Bare trusts: main principles and effects: example

Mr A dies on 1 June 1990. In his will he leaves to X (who is then aged 14 years) 1,000 shares in P Ltd at a probate value of £850. Because X is a minor, the legal title to the shares is held by the trustees of the will. In this situation, see CG33504, TCGA92/S60 applies and for CGT purposes we disregard the trustees.

On 1 December 1991, the shares are sold for £1,000.

The gain of £150, less indexation, in 1991-92 is charged as a gain of X, see AP140.

The proceeds are reinvested in shares in Q Ltd which appreciate to a market value of £1,600 on 1 May 1994, which is X’s 18th birthday. The trustee then hands over the shares.

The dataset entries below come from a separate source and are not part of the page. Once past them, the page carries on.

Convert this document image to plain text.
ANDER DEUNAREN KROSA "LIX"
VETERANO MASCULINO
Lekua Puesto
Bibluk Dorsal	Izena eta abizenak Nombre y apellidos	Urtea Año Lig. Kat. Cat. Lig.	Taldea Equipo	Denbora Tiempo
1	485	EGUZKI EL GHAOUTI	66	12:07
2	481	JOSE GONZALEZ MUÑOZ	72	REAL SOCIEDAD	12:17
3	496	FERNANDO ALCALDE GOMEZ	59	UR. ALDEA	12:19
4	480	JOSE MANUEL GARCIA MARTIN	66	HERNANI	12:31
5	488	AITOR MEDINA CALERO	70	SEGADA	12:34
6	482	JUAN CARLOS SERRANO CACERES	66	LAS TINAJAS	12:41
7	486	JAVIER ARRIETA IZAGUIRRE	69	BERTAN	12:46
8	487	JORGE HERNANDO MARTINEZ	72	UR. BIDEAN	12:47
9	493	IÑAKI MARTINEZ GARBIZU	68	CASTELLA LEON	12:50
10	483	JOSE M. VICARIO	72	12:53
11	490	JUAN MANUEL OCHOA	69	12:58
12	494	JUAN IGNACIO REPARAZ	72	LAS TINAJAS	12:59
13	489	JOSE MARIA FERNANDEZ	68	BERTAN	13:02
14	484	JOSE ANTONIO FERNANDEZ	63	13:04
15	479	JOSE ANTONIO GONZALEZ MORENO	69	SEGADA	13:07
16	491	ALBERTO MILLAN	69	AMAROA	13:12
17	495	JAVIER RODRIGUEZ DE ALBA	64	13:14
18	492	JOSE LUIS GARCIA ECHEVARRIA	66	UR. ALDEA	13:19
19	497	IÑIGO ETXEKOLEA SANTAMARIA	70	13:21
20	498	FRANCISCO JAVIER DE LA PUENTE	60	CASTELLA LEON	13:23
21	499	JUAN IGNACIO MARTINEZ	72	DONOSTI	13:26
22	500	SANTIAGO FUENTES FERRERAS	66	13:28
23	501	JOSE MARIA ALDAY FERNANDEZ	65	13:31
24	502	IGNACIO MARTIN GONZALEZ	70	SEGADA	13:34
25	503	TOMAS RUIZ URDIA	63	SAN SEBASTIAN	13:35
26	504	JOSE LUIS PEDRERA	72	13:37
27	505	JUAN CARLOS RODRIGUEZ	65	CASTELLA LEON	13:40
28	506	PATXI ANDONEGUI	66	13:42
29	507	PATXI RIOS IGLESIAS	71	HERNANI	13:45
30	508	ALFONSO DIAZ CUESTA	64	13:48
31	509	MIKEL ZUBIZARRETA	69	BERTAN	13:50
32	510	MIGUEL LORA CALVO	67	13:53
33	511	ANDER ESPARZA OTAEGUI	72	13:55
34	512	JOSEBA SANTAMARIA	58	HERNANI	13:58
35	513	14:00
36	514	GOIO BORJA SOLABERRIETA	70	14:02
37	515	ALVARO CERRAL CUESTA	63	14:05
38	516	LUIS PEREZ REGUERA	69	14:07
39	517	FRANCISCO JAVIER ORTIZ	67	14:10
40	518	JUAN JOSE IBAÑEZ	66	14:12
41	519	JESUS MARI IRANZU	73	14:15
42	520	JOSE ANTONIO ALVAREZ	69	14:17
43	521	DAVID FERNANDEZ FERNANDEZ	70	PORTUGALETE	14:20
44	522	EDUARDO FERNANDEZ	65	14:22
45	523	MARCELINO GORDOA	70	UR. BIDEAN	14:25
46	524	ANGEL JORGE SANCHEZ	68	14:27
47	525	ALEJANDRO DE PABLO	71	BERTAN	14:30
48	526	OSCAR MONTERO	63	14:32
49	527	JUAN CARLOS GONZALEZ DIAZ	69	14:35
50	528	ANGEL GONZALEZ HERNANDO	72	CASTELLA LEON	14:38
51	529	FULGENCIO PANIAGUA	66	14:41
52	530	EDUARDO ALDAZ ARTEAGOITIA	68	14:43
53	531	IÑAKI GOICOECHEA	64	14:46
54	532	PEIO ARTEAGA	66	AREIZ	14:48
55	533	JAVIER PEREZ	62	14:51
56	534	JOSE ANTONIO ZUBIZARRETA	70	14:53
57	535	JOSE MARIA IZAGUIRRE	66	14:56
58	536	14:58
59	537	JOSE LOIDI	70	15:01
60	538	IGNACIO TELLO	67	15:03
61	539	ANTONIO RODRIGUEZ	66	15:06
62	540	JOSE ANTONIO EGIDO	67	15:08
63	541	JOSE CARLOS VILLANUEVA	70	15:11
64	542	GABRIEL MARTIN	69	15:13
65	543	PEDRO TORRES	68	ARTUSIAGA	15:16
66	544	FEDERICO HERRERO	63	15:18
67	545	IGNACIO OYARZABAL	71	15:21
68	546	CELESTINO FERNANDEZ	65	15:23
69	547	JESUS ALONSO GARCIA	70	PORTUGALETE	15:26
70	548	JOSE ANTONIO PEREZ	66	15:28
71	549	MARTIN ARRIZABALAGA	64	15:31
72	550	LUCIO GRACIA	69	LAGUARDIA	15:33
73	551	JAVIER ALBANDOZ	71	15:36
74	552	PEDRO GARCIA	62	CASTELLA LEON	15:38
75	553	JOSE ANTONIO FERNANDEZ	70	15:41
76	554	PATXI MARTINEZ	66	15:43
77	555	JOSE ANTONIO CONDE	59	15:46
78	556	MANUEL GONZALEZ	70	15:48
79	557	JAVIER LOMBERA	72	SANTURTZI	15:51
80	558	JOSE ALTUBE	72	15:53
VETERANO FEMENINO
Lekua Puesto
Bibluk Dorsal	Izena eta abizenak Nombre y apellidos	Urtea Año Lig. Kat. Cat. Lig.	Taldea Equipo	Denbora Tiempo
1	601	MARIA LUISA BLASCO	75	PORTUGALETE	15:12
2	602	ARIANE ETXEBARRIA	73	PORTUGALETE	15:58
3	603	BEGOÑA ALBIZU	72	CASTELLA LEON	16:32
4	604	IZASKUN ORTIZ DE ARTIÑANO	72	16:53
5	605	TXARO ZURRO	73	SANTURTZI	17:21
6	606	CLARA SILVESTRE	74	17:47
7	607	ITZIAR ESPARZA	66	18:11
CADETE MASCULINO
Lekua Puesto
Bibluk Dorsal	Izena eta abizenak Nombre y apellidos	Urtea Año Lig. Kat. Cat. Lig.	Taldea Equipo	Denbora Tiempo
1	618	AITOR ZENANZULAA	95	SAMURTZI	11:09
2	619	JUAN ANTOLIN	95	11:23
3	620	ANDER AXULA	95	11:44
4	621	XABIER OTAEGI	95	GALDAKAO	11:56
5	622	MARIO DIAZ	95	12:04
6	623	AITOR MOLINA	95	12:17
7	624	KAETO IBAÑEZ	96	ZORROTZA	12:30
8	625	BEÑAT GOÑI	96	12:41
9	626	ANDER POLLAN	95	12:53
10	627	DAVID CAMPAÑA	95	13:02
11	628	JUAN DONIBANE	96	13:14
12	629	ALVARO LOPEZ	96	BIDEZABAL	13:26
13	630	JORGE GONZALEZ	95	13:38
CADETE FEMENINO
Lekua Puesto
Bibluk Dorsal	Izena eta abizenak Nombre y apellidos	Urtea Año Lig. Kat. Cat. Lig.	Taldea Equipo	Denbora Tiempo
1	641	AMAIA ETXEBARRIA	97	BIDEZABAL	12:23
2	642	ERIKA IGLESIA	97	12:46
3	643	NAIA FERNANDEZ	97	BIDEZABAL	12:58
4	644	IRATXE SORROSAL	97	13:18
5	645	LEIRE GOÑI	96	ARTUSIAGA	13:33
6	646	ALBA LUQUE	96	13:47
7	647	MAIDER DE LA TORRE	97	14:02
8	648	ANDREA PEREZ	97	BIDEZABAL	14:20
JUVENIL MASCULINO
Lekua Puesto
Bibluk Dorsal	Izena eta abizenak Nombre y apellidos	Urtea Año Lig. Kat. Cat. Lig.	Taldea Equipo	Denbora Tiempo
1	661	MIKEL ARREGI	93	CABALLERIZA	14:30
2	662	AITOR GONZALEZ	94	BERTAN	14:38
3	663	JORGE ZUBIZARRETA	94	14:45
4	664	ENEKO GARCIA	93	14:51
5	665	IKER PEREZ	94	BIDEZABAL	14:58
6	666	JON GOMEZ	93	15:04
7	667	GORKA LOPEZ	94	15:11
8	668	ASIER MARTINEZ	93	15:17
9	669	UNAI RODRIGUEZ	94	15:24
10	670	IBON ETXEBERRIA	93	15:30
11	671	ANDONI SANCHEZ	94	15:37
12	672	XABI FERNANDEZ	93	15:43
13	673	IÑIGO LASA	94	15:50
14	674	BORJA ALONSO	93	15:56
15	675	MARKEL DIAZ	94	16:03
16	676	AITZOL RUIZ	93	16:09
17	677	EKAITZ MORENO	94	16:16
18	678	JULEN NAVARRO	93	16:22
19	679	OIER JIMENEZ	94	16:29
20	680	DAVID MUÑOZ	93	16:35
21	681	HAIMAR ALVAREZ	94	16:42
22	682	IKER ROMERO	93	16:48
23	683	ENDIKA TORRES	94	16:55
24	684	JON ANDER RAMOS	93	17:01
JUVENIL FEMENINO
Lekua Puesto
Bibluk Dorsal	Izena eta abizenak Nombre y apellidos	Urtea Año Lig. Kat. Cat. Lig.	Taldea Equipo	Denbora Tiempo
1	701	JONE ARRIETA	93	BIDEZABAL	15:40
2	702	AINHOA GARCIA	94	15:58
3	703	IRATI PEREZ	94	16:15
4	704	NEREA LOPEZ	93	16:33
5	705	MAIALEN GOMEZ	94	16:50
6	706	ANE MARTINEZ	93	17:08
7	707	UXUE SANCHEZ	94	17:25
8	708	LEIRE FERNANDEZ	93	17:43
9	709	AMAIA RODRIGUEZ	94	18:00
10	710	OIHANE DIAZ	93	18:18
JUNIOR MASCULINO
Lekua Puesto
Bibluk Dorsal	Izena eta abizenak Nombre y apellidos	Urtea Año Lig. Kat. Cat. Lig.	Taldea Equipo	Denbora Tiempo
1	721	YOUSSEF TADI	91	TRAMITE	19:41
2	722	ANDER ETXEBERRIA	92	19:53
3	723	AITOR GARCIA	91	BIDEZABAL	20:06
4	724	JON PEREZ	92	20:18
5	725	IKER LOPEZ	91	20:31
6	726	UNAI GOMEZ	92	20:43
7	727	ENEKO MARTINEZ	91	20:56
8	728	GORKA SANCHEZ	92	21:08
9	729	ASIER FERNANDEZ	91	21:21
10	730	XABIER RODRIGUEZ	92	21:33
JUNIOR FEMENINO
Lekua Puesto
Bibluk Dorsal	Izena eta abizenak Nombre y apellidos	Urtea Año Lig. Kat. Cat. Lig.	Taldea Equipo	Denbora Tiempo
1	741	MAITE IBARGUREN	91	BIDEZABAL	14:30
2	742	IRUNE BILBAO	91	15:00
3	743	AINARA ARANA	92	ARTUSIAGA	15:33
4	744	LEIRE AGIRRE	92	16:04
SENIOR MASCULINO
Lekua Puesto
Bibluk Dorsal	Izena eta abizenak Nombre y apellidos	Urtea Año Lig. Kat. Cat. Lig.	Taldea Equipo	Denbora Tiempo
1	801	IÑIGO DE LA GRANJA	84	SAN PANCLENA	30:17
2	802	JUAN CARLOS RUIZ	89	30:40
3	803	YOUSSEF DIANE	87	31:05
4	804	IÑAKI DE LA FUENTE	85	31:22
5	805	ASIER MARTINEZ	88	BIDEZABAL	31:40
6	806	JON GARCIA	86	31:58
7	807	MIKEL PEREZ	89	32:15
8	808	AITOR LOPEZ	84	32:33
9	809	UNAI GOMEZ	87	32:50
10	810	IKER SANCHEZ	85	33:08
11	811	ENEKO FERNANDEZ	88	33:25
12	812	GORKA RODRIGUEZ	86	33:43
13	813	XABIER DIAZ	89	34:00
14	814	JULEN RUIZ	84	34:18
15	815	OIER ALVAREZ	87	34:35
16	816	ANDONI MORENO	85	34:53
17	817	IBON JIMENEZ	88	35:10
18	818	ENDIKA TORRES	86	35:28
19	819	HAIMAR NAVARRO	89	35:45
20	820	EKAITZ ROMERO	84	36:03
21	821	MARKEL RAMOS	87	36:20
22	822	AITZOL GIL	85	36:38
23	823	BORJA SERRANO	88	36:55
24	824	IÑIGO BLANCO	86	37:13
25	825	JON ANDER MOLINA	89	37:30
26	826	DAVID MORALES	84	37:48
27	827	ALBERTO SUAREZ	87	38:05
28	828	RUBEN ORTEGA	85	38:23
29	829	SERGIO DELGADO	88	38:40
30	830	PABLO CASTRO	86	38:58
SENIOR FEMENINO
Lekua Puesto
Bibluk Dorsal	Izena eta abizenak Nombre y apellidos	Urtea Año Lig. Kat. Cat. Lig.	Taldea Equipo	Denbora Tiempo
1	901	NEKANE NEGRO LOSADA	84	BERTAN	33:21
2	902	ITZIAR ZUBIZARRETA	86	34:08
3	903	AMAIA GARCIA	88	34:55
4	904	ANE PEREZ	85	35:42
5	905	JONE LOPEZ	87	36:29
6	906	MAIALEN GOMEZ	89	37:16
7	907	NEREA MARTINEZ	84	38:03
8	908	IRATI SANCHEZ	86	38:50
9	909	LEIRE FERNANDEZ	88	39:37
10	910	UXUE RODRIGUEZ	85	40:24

The transfer of the shares in Q Ltd by the trustee to X is not a `disposal’ but if X himself then immediately sells the shares, the gain will be computed by reference to the acquisition price of £1,000.

NOTE. If a taxpayer is within the charge to Capital Gains Tax, neither indexation allowance nor taper relief apply to disposals of assets on or after 6 April 2008. Previously indexation allowance had been frozen at April 1998. For indexation allowance see CG17207+ and for taper relief see CG17895+.